Posted on September 1st, 2008 in Tips by tipsy

After cutting all the unnecessary expenses from clothes, appliances, and groceries your family needs some time to spend for the long-awaited vacation.

However, did you know that you can still save money in your next vacation trip? Here are the easy ways to do it:

Save on airfares
. Booking your flight ahead of time will save you money. Most airlines will give you discount if you booked your flight in advance as compared to buying the tickets and flying the next day.

If you plan to purchase your tickets via travel agents, be sure to check the other agents in your area. Also, if there are more than four passengers, discounts are normally offered as well. Do not forget to ask your friendly travel agents.

Off-season travel will most likely offer greater discounts. All travel agents will have their peak and off-peak seasons. Ask for assistance to find which dates they fall. Additionally, research about the place you are planning to go. They too have their own peak seasons. Most airfares and hotels will drop their prices during lean season.

Bring some packaged snacks you purchased from your last grocery. Dining out in restaurants can be really expensive especially if you travel in groups.

If you are traveling by land, it is advisable to use your own car. Car rentals are also expensive and unnecessary. Have your car checked before the departure date. Fill up your gas to avoid unplanned refills while on the road.
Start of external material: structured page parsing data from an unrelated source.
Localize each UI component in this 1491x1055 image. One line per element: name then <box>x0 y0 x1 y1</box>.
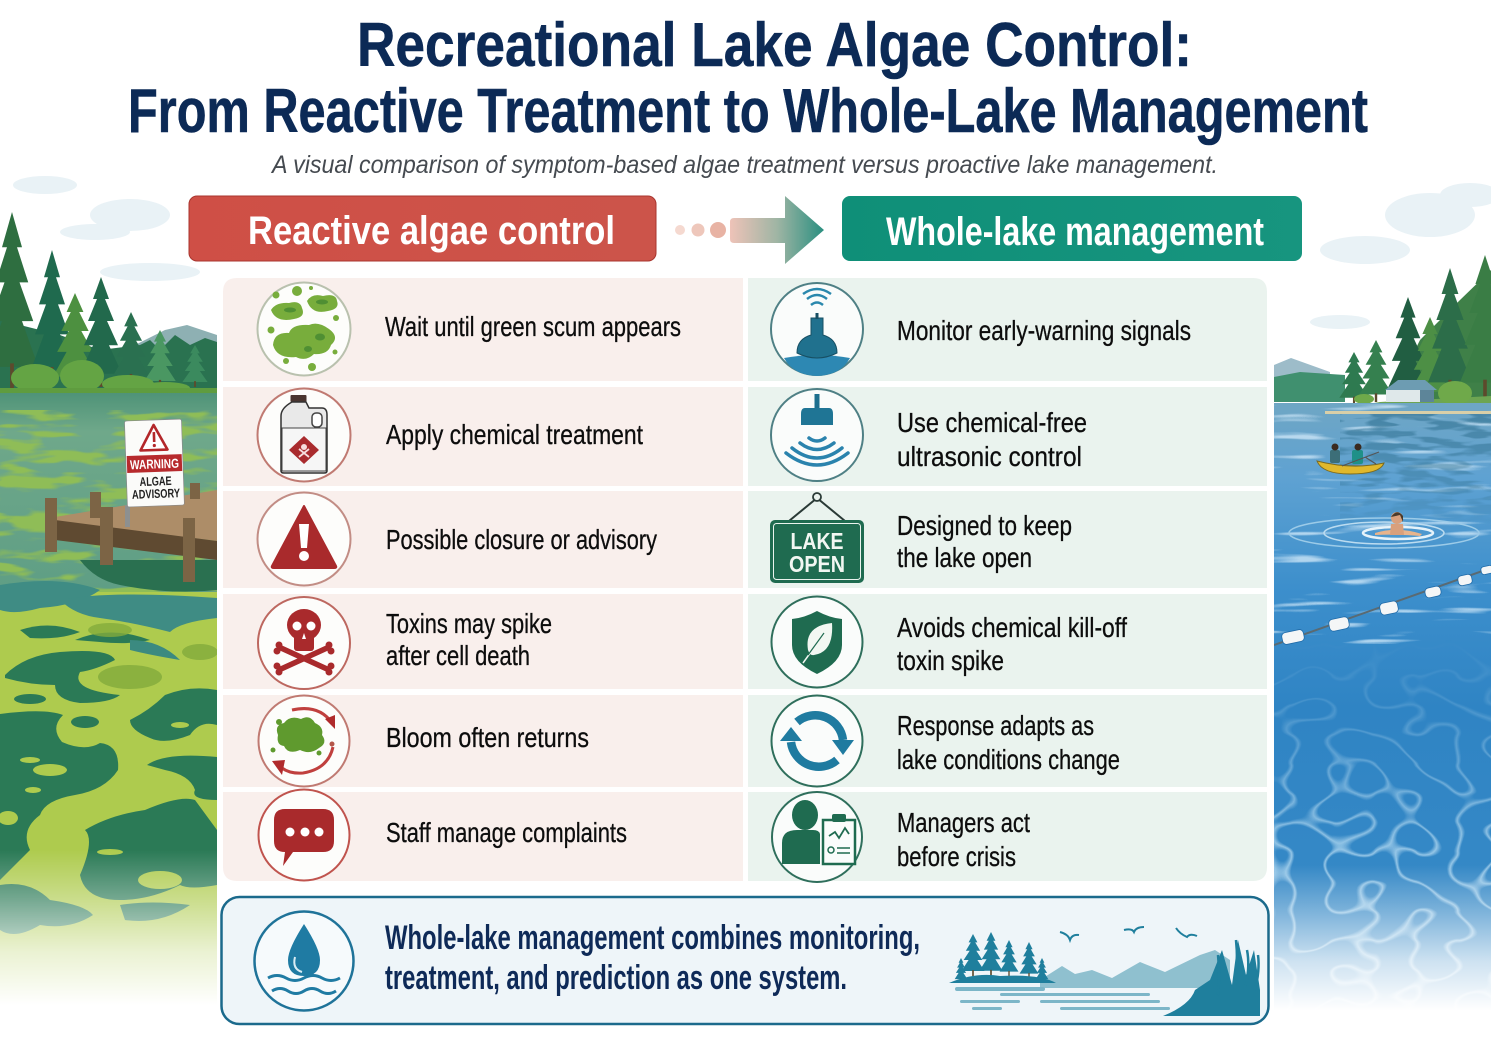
pine trees <box>1339 255 1491 404</box>
icon: shield with leaf <box>772 596 862 688</box>
label: Staff manage complaints <box>386 817 627 848</box>
buoy rope with floats <box>1274 565 1491 645</box>
row: staff manage complaints <box>223 790 743 881</box>
icon: manager with clipboard <box>772 792 862 882</box>
algae islands <box>0 722 189 889</box>
row: avoids chemical kill-off toxin spike <box>748 594 1267 689</box>
label: Designed to keep <box>897 510 1072 541</box>
back forest <box>1274 372 1345 402</box>
icon: algae scum <box>258 282 350 376</box>
header: reactive algae control: Reactive algae control <box>248 209 615 253</box>
algae covered water <box>0 393 218 1010</box>
column: reactive algae control <box>223 278 743 881</box>
fade to white <box>1274 865 1491 1020</box>
row: wait until green scum appears <box>223 278 743 381</box>
label <box>897 612 1127 676</box>
label <box>897 807 1030 872</box>
kayak with paddlers <box>1317 444 1384 474</box>
panel: right clear lake scene <box>1274 183 1491 1020</box>
icon: lake open sign <box>770 493 864 583</box>
arrow from reactive to whole-lake <box>675 196 824 264</box>
lake landscape illustration <box>949 927 1260 1016</box>
label: Managers act <box>897 807 1030 838</box>
distant mountain <box>138 325 217 346</box>
row: monitor early-warning signals <box>748 278 1267 381</box>
warning sign <box>124 419 184 507</box>
row: chemical-free ultrasonic control <box>748 387 1267 486</box>
row: designed to keep the lake open <box>748 491 1267 588</box>
header: whole-lake management <box>842 196 1302 261</box>
row: possible closure or advisory <box>223 491 743 588</box>
comparison panel <box>217 272 1273 887</box>
clouds right <box>1310 183 1491 329</box>
icon: monitoring buoy <box>771 283 863 376</box>
icon: ultrasonic device <box>771 389 863 481</box>
textured algae mats <box>88 623 218 689</box>
label: Toxins may spike <box>386 608 552 639</box>
label: lake conditions change <box>897 744 1120 775</box>
pine trees <box>0 212 208 388</box>
label: before crisis <box>897 841 1016 872</box>
clouds left <box>13 176 200 281</box>
label: Monitor early-warning signals <box>897 315 1191 346</box>
icon: water drop <box>254 912 354 1010</box>
label: after cell death <box>386 640 530 671</box>
swimmer with ripples <box>1289 512 1479 548</box>
right forest mass <box>1416 270 1491 400</box>
subtitle: A visual comparison of symptom-based algae treatment versus proactive lake management. <box>270 151 1218 179</box>
label <box>897 407 1087 472</box>
callout text <box>385 919 920 997</box>
callout text: Whole-lake management combines monitoring, <box>385 919 920 957</box>
label: Possible closure or advisory <box>386 524 657 555</box>
icon: lake open sign: LAKE <box>790 528 844 554</box>
row: toxins may spike <box>223 594 743 689</box>
row: managers act before crisis <box>748 792 1267 882</box>
column: whole-lake management <box>748 278 1267 882</box>
distant mountain <box>1274 358 1330 377</box>
fade to white <box>0 850 217 1015</box>
row: apply chemical treatment <box>223 387 743 486</box>
back forest <box>0 321 217 388</box>
water <box>1274 403 1491 1020</box>
warning sign: WARNING <box>130 456 179 472</box>
label: Wait until green scum appears <box>385 311 681 342</box>
label: the lake open <box>897 542 1032 573</box>
warning sign post <box>125 505 130 527</box>
warning sign: ADVISORY <box>132 486 181 502</box>
icon: returning bloom <box>258 696 350 786</box>
label: toxin spike <box>897 645 1004 676</box>
row: response adapts <box>748 695 1267 787</box>
label: Response adapts as <box>897 710 1094 741</box>
warning triangle <box>140 425 167 450</box>
icon: adaptive cycle <box>772 696 862 786</box>
icon: lake open sign: OPEN <box>789 551 845 577</box>
shoreline bushes <box>0 360 217 394</box>
title <box>128 11 1368 146</box>
panel: left lake scene with algae bloom <box>0 176 218 1015</box>
title: Recreational Lake Algae Control: <box>357 11 1192 80</box>
icon: chemical jug <box>258 388 350 482</box>
label <box>897 510 1072 573</box>
icon: skull and crossbones <box>258 597 350 689</box>
header: reactive algae control <box>189 196 656 261</box>
label: Use chemical-free <box>897 407 1087 438</box>
label: Avoids chemical kill-off <box>897 612 1127 643</box>
dark water blobs <box>0 625 217 934</box>
callout banner <box>222 897 1268 1024</box>
label: Bloom often returns <box>386 722 589 753</box>
icon: speech bubble <box>258 790 350 880</box>
wooden dock <box>45 483 217 582</box>
label <box>386 608 552 671</box>
open water under dock <box>0 581 100 612</box>
label <box>897 710 1120 775</box>
shore bushes <box>1354 381 1472 405</box>
row: bloom often returns <box>223 695 743 787</box>
label: ultrasonic control <box>897 441 1082 472</box>
lakeside house <box>1385 380 1437 402</box>
callout text: treatment, and prediction as one system. <box>385 959 847 997</box>
warning sign: ALGAE <box>139 474 172 489</box>
header: whole-lake management: Whole-lake management <box>886 210 1264 254</box>
label: Apply chemical treatment <box>386 419 643 450</box>
grassy shore <box>1374 396 1491 403</box>
icon: warning triangle <box>258 492 350 586</box>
Avoid paying your vacation with credit cards, unless of course you are sure that you can pay them on time. Interests on these expenses normally are higher than the others.

If you planned to get away for a month’s time, do not forget to stop your on-going expenses like newspaper deliveries. You can also cancel your Internet connection service, gas, and gas heaters.
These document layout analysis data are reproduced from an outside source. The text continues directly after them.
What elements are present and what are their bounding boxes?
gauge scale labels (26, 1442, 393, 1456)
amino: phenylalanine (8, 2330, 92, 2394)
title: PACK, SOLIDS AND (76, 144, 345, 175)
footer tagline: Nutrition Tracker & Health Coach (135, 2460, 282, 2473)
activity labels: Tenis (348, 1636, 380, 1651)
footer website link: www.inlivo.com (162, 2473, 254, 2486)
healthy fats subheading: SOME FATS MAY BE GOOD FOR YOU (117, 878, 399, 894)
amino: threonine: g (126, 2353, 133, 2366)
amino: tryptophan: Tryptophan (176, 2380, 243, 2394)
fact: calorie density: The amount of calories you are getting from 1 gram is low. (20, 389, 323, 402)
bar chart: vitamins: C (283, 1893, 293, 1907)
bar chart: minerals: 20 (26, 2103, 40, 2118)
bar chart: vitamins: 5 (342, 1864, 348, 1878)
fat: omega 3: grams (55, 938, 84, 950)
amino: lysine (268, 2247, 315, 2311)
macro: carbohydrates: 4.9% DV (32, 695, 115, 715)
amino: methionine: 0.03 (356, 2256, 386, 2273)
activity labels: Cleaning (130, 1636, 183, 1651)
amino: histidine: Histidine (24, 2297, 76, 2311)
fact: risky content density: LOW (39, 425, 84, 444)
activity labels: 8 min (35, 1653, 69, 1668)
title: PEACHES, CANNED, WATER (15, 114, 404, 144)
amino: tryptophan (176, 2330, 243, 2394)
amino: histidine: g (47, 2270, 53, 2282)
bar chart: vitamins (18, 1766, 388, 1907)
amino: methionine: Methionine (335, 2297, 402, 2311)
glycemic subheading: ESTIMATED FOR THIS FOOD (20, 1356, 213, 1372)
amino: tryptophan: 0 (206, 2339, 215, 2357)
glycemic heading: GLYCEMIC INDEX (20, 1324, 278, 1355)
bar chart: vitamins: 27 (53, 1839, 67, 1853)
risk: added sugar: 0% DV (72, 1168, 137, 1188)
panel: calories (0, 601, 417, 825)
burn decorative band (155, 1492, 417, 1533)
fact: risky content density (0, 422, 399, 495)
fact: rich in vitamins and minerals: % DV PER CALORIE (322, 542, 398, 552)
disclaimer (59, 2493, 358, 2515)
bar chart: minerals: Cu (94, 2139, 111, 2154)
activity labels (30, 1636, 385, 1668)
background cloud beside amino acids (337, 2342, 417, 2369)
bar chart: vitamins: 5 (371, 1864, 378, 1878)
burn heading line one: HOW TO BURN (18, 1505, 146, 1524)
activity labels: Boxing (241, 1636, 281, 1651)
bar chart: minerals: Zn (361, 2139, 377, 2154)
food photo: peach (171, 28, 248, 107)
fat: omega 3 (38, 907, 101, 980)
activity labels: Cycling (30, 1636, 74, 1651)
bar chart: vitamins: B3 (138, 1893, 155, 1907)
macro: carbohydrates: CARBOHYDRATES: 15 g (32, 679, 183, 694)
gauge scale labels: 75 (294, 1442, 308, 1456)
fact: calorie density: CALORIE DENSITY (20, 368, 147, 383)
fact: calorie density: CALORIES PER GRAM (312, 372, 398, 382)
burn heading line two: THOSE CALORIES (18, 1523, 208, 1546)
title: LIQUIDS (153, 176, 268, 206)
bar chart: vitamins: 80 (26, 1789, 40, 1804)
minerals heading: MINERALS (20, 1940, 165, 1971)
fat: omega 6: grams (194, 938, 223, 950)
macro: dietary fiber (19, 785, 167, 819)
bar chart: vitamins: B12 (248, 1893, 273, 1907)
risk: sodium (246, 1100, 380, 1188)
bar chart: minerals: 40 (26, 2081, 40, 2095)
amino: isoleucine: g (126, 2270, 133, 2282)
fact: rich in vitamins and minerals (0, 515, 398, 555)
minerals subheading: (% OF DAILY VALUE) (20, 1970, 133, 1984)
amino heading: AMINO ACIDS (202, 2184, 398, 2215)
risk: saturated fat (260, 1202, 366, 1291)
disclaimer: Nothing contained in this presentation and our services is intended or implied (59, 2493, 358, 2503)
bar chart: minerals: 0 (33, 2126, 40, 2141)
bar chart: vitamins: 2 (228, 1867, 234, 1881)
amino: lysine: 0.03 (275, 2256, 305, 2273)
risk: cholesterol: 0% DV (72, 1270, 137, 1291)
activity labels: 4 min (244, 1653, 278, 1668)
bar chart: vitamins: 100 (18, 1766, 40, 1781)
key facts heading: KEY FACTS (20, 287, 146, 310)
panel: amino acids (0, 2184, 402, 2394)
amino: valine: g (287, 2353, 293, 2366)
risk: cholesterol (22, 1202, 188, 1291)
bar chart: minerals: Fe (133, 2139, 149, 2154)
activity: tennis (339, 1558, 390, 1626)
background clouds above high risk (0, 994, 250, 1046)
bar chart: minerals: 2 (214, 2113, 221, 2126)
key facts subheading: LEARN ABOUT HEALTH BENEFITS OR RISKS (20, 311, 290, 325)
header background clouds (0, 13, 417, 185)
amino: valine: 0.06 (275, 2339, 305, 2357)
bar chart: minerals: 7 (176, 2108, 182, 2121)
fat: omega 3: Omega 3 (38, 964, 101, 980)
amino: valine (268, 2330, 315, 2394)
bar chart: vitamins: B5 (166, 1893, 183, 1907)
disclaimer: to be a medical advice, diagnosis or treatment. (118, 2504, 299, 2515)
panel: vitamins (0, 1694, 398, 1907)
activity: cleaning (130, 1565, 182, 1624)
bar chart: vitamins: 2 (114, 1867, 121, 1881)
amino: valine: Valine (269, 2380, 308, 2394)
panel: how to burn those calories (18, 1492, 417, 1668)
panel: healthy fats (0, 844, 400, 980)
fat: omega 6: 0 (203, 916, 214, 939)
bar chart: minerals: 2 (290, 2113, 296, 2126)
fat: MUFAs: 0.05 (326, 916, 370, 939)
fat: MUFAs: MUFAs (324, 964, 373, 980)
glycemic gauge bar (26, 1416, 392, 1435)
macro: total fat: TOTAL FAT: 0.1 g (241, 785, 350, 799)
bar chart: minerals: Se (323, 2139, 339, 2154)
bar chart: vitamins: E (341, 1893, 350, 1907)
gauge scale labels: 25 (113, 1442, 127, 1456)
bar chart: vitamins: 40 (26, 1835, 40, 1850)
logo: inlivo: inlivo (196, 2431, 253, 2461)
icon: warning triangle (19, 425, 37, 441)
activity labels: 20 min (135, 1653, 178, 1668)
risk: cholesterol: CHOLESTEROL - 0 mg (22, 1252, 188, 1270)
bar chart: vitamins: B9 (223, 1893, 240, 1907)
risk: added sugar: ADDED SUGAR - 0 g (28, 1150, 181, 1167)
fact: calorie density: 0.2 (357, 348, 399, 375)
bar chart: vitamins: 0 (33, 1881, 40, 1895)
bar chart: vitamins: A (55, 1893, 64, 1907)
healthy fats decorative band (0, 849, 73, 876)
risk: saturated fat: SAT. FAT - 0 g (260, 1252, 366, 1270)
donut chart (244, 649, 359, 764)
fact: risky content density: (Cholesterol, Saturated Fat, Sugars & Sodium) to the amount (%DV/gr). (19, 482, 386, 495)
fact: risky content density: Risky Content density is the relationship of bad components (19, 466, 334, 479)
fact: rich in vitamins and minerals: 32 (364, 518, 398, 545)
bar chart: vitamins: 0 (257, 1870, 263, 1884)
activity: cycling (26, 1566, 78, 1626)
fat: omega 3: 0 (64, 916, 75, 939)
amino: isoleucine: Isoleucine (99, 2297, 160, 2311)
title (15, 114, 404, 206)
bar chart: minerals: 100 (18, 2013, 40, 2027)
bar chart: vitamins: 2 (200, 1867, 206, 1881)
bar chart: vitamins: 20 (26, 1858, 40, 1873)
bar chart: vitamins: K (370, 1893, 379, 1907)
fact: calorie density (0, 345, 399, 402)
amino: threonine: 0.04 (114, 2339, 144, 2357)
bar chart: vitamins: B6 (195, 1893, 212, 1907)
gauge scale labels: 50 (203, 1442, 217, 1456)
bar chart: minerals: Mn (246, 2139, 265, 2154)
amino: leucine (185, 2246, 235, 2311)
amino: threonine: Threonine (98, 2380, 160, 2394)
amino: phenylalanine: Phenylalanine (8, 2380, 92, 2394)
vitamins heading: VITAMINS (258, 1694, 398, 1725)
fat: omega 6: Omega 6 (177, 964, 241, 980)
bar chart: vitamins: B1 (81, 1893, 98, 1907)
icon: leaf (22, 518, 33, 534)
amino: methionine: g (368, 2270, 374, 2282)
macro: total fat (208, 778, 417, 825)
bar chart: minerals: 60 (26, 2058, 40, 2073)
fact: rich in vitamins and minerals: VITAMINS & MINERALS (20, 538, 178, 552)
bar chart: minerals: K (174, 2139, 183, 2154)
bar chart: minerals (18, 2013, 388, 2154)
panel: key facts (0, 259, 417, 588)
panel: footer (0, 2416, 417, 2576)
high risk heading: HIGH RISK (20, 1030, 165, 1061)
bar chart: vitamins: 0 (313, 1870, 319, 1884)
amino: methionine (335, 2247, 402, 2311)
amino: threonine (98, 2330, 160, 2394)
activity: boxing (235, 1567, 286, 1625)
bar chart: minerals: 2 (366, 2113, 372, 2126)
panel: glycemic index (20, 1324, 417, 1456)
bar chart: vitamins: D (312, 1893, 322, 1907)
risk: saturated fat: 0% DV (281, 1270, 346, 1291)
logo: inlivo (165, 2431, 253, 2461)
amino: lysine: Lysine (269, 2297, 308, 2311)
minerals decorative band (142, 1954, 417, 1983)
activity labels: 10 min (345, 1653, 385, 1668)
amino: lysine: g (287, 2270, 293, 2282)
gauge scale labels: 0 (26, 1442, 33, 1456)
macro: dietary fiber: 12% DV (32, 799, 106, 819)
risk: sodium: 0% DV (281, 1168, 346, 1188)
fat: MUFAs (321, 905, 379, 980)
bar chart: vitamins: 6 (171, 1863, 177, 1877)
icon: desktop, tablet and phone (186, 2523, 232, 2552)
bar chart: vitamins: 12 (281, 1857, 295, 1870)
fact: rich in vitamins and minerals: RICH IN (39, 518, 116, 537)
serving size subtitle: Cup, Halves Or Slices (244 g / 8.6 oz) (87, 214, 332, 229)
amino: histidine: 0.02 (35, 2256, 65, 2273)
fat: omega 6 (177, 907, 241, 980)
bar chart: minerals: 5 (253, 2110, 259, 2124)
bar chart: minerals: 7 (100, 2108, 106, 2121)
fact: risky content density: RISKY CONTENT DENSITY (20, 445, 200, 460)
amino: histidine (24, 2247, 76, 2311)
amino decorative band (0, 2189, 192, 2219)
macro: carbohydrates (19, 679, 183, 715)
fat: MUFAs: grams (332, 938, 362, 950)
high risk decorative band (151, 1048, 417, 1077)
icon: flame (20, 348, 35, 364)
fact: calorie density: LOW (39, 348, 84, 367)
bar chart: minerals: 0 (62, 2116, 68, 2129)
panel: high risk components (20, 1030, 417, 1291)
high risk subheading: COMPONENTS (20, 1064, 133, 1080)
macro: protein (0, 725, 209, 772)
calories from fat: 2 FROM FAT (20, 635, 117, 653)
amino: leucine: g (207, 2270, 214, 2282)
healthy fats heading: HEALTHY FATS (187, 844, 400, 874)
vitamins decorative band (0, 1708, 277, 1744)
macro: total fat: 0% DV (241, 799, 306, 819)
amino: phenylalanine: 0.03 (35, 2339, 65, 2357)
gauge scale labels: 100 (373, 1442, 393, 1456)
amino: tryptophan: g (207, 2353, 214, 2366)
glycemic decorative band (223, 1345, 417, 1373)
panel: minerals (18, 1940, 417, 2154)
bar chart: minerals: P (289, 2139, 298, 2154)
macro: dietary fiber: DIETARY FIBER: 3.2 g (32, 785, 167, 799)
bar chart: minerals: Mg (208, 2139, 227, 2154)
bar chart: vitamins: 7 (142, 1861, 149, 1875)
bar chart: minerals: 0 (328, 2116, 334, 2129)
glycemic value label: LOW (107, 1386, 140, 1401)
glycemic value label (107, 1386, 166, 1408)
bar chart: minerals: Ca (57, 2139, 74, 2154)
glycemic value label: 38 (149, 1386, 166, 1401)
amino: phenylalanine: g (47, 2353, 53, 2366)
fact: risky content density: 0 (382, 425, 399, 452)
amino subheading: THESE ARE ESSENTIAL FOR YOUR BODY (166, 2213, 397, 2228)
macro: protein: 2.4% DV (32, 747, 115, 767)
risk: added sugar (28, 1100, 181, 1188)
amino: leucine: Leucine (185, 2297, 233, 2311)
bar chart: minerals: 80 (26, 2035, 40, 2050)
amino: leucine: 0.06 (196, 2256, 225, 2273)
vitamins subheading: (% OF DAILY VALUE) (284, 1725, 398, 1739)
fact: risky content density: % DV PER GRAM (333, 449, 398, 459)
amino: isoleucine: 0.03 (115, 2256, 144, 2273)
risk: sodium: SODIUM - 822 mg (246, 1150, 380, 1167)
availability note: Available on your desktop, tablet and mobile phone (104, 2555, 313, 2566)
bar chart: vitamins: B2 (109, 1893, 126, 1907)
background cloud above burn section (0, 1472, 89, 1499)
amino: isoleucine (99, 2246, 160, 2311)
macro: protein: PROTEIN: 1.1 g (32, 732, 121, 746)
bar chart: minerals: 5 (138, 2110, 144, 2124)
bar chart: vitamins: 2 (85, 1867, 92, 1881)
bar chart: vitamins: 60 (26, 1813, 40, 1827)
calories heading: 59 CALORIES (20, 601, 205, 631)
Planning ahead will always save you time and money. Always prepare clothes suited for your destination. If you go to Alaska, then bring sweaters to avoid buying emergency clothes which are very costly. In this way, you can set aside your vacation money for other things.

Do not throw your receipts during your vacation. They can help you decide in your next vacation trip. They can also be used as deductibles for taxes if you are doing a business trip.

Plan your accommodation.
If you have close friends or relatives in your destination area, they could help you save a lot of money. You can also check-in to paid accommodations with cooking area. Eating in restaurants is an expensive habit if you are traveling. Ask for a “family” discount if you are traveling with your family.

Camping vacation on national parks and forest campgrounds are money saver too. If you like nature, then this is the right one for you and your family. The idea here is to minimize your expense on vacation but enjoying your stay. Hotdogs and marshmallows on bonfire are really exciting.

You can also bring portable irons to press while traveling. Hotels do charge them expensively. First aid kits too like medicines, alcohol, and stuffs to heal minor wounds and cuts are important.

Souvenirs are important, and do not forget to make it part of your budget. Buy something useful and memorable.